Nos referíamos a lo intrincado de sus inicios: la palabra cursi, difícil o imposible de traducir a otros idiomas, apareció en la lengua española a principios del siglo XIX; hay quien cree que como abreviatura de cursiva, tipo de letra que se había puesto de moda algo antes por influencia británica, y quien ha divulgado que tendría que ver con la repetición del apellido de unas hermanas de Cádiz, las Sicur, que se dedicaban a copiar en su vestimenta la moda llegada de París exagerándola.
Cierto o no este último relato, responderían estas jóvenes a la definición que se ha dado al término: eran muchachas que, no siendo adineradas, replicaban las maneras de comportarse y vestir de la burguesía enriquecida o de la aristocracia, aunque la palabra ha aludido asimismo a los burgueses que copiaban a la nobleza. Los ensayos en torno a lo cursi, curiosamente, son casi tan tempranos como los primeros usos de la palabra: Francisco Silvela y Santiago de Liniers escribieron en 1868, el año de La Gloriosa que expulsó de nuestro país a Isabel II, Filocalia o el arte de distinguir a los cursis de los que no lo son, donde recalcaban, en una afirmación a la que puede sacarse mucha punta, que el punto de partida de la cursilería es hacer uno lo que teóricamente no le corresponde por nacimiento u honorarios. Dijeron: El imperio de la cursilería es uno de los peligros de la revolución. Significa la invasión por las masas del terreno artístico, poético, monumental e indumentario.

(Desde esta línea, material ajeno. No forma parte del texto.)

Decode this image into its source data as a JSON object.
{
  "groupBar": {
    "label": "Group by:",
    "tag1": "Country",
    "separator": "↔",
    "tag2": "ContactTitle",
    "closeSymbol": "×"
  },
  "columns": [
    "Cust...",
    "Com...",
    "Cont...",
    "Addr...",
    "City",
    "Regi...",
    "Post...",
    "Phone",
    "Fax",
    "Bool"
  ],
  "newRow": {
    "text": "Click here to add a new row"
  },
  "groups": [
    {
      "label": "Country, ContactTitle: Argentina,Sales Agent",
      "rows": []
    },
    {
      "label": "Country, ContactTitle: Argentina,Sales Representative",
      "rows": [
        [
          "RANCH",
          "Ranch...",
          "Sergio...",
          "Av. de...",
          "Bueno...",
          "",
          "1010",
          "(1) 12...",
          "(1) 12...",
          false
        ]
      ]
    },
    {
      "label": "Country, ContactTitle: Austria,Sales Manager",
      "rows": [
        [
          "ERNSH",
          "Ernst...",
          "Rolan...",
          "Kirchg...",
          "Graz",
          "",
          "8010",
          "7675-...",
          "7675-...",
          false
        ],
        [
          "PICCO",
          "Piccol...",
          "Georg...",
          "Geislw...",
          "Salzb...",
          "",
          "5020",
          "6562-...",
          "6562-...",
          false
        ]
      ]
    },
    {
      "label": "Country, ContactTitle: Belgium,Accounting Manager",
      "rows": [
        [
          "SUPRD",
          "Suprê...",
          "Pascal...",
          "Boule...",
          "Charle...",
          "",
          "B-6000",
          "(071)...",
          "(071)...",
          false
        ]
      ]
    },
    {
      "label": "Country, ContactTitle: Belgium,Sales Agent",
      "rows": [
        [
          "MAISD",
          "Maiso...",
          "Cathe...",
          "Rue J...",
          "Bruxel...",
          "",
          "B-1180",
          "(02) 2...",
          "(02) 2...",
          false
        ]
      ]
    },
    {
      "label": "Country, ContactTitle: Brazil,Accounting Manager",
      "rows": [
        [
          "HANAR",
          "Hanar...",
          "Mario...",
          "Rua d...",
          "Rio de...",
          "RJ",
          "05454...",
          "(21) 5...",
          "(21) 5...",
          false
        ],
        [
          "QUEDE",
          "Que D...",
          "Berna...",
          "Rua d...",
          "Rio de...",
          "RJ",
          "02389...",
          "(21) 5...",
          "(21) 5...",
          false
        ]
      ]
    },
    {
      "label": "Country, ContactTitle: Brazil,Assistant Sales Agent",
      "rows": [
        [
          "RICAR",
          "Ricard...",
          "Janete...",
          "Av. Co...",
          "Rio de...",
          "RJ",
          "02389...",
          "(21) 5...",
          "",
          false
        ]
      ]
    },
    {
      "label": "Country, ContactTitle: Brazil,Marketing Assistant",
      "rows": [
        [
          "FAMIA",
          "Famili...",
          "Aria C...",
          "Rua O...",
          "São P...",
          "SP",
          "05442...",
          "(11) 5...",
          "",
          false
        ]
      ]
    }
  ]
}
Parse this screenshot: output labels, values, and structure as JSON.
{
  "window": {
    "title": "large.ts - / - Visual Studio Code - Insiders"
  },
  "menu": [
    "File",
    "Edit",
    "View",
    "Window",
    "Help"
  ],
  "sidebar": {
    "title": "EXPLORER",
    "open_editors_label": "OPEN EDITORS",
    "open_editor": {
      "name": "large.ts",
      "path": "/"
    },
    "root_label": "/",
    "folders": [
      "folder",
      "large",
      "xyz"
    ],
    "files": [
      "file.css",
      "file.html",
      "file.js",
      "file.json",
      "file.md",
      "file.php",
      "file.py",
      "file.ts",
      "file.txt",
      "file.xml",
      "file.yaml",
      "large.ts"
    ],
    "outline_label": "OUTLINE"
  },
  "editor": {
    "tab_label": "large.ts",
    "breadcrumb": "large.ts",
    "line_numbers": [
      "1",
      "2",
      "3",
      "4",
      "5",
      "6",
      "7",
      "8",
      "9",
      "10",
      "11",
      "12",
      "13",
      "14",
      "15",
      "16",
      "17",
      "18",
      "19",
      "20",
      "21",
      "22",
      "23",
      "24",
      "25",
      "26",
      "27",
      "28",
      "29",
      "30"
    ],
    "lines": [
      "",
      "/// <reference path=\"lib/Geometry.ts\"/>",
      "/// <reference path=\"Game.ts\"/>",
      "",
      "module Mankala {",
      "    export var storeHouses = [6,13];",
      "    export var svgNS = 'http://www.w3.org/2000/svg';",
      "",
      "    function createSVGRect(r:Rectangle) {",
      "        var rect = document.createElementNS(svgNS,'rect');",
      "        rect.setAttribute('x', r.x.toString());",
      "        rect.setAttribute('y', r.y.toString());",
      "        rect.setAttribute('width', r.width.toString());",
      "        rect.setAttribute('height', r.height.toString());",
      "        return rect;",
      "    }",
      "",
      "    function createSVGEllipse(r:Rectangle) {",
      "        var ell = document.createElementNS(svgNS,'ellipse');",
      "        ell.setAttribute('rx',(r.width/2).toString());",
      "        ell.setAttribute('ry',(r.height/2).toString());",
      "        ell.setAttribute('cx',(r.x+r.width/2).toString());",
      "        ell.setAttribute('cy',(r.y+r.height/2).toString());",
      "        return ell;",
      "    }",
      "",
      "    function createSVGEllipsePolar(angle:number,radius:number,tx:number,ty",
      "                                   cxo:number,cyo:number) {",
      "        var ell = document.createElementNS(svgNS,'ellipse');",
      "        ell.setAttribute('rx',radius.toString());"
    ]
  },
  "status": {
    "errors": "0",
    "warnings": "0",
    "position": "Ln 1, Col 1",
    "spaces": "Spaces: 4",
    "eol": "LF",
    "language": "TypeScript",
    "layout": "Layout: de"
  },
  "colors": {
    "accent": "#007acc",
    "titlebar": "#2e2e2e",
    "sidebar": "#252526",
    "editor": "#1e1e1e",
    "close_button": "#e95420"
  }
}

En la misma línea se manifestó Noël Vallis: Lo cursi resulta de desplazamientos sociales indeseables.
La muestra de CentroCentro revisa las relaciones del concepto con lo kitsch (pretencioso y pasado de moda) y lo camp (lo inspirado en formas estéticas de ayer) y también con lo que consideramos el mal gusto, la nostalgia y las copias aspiracionales, comenzando en el siglo XVIII, cuando se popularizaron, entre hombres y mujeres, modas propias primero de la corte francesa y, después, de la aristocracia parisina consolidada en torno al Imperio de Napoleón. Hablamos de particulares cuellos de las camisas, de cortes específicos de las levitas, nudos de las corbatas más complejos, pantalones extremadamente estrechos -posibles antecedentes de los recientes pitillos- y del imperio de los miriñaques, luego reemplazado por el de las túnicas de aire griego.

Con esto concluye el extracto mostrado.